US imposes Venezuela-related sanctions on two companies, tankers
The sanctions are part of series of economic measures the Trump administration has taken to cut oil revenues to Maduro.
The United States blacklisted on Friday two new shipping companies and two oil tanker ships for shipping oil from Venezuela to Cuba, the US Treasury Department said.
The sanctions are part of a series of economic measures the Trump administration has taken to cut oil revenues to Venezuelan President Nicolas Maduro in an effort to help push him from power.
The US Treasury identified the firms as Monsoon Navigation Corporation, based in the Marshall Islands, and Liberia-based Serenity Navigation Ltd.
Monsoon’s tanker Ocean Elegance and Serenity Maritime’s Leon Dias delivered crude oil from Venezuela to Cuba from late 2018 through March 2019, the Treasury Department said. Both tankers have Panama flags.
The sanctions block the firms and ships from dealings with US persons and companies, and freeze any assets the firms may own or control in the US.
The US and most Western nations back Juan Guaido, an opposition leader who invoked Venezuela’s constitution in January to declare himself president, arguing Maduro’s 2018 re-election was illegitimate.
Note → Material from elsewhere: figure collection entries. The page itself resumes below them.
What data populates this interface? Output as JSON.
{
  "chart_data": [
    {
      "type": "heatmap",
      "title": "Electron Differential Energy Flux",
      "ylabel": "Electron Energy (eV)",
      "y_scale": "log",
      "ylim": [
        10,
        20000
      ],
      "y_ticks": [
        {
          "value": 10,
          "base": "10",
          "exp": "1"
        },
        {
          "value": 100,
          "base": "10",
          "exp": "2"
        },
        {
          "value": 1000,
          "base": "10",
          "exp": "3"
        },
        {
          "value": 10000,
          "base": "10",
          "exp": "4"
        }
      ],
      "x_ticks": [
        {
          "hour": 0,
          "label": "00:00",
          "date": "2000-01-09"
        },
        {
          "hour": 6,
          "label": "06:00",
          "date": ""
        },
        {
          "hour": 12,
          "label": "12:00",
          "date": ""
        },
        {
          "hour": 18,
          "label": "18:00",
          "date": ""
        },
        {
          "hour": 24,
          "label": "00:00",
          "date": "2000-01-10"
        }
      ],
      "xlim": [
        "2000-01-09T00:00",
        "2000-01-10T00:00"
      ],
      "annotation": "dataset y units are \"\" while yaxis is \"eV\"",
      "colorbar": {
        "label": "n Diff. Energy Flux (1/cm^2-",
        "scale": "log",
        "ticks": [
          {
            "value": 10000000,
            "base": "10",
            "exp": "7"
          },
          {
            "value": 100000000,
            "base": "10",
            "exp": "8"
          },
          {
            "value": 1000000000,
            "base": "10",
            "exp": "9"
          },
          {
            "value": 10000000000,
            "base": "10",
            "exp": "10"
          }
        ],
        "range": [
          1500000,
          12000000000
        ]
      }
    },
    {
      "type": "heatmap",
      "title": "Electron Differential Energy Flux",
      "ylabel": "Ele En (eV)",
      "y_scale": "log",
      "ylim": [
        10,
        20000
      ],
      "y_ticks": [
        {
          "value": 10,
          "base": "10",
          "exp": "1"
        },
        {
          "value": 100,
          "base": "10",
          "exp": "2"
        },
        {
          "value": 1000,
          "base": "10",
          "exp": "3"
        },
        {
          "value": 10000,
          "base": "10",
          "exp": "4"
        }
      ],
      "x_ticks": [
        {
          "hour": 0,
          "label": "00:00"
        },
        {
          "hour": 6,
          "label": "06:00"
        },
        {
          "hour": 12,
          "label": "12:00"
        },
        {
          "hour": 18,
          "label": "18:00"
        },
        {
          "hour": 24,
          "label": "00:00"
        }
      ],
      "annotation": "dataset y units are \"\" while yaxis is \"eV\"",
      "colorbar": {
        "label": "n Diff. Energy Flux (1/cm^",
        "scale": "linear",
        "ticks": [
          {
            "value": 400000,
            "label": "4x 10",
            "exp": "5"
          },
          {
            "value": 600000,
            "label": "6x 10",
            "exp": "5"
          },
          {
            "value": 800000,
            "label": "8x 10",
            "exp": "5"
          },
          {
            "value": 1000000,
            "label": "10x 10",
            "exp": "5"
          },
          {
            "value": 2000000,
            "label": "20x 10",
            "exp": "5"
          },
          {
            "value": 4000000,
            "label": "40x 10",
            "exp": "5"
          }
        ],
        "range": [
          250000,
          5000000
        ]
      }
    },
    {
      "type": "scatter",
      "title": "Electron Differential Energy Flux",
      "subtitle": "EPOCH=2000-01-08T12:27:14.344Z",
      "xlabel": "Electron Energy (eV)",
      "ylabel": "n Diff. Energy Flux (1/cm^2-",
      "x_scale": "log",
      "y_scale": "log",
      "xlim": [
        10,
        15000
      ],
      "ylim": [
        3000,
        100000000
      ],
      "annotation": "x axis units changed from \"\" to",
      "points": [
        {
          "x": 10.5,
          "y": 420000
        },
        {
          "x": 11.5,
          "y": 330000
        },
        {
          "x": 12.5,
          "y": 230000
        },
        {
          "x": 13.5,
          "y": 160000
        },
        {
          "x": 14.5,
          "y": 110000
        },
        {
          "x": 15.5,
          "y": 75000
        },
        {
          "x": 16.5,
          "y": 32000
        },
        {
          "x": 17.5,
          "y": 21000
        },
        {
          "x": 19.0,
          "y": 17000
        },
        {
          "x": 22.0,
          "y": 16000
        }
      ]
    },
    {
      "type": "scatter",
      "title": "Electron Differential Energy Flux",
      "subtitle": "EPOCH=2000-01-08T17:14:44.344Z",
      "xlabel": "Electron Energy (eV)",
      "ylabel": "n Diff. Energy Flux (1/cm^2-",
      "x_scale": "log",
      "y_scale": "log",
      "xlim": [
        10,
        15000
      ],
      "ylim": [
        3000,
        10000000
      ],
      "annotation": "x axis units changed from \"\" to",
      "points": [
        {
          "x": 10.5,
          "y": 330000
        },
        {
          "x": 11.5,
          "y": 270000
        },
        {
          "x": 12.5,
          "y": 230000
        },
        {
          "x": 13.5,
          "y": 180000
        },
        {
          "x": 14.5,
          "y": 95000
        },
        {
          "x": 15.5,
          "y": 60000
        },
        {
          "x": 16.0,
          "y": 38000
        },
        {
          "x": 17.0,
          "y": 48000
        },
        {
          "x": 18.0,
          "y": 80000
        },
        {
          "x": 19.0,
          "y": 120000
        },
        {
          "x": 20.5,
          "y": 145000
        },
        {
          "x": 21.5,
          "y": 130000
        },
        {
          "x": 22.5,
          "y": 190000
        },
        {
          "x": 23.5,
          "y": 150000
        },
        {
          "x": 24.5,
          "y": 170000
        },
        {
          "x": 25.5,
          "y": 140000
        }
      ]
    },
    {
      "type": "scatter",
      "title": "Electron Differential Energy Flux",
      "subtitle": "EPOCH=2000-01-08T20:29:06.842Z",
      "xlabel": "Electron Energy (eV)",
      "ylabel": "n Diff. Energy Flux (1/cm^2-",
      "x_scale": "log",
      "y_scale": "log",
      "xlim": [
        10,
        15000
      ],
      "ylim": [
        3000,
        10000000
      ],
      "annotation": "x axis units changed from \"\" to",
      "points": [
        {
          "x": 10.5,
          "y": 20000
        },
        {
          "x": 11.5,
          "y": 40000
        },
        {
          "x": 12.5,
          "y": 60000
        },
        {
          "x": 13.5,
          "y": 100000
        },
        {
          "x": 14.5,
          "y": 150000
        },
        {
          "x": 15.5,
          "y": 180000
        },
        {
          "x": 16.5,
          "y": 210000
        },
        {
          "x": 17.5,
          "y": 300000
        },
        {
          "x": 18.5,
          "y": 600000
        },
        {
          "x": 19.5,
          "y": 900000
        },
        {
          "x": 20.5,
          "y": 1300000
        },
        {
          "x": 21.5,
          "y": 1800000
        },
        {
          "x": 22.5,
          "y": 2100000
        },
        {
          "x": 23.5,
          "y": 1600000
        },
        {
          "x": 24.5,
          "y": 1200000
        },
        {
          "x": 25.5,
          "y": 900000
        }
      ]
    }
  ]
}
Despite severe oil sanctions on the oil-rich OPEC member nation, Maduro has held on to power, backed by Cuba, Russia and China, and has thus far retained the support of the country’s military and other institutions. Maduro has called Guaido a US puppet.
Venezuelan opposition legislators on Friday said threatening messages had been spraypainted on their homes or intelligence agents have been following them, amid a broad crackdown by the government of President Nicolas Maduro against congress.
The country’s top court this week accused 10 legislators in the opposition-run legislature of treason for participating in a failed April uprising against Maduro’s government, and security forces on Wednesday arrested the second-highest ranking legislator, Edgar Zambrano, who has been transferred to a jail at the Fuerte Tiuna military base in Caracas, according to a statement by the court in charge of Zambrano’s trial.
Further arrests could cripple the functioning of the legislature, which has been a crucial part of the opposition’s strategy to unseat Maduro amid a hyperinflationary economic collapse that has fueled an exodus of millions of citizens.
Reopening some borders
Meanwhile, a Venezuela official said on Friday the country is reopening its borders with Brazil and the Caribbean island of Aruba, which were closed in February.
“We want to convert it into a peaceful border region,” said Venezuela’s Economy Vice President Tareck El Aissami.
El Aissami said in a state television address on Friday that the government has “received assurances that our sovereignty will be respected and that there will not be interference in matters that should be dealt with by Venezuelans.”
El Aissami did not specifically reference the maritime and air borders with the other nearby Dutch Caribbean islands Curacao or Bonaire, or the land border with neighbouring Colombia, which were also closed in February.
Without mentioning Colombia, El Aissami said other borders would remain closed “until the positions of hostility and aggression are ceased.”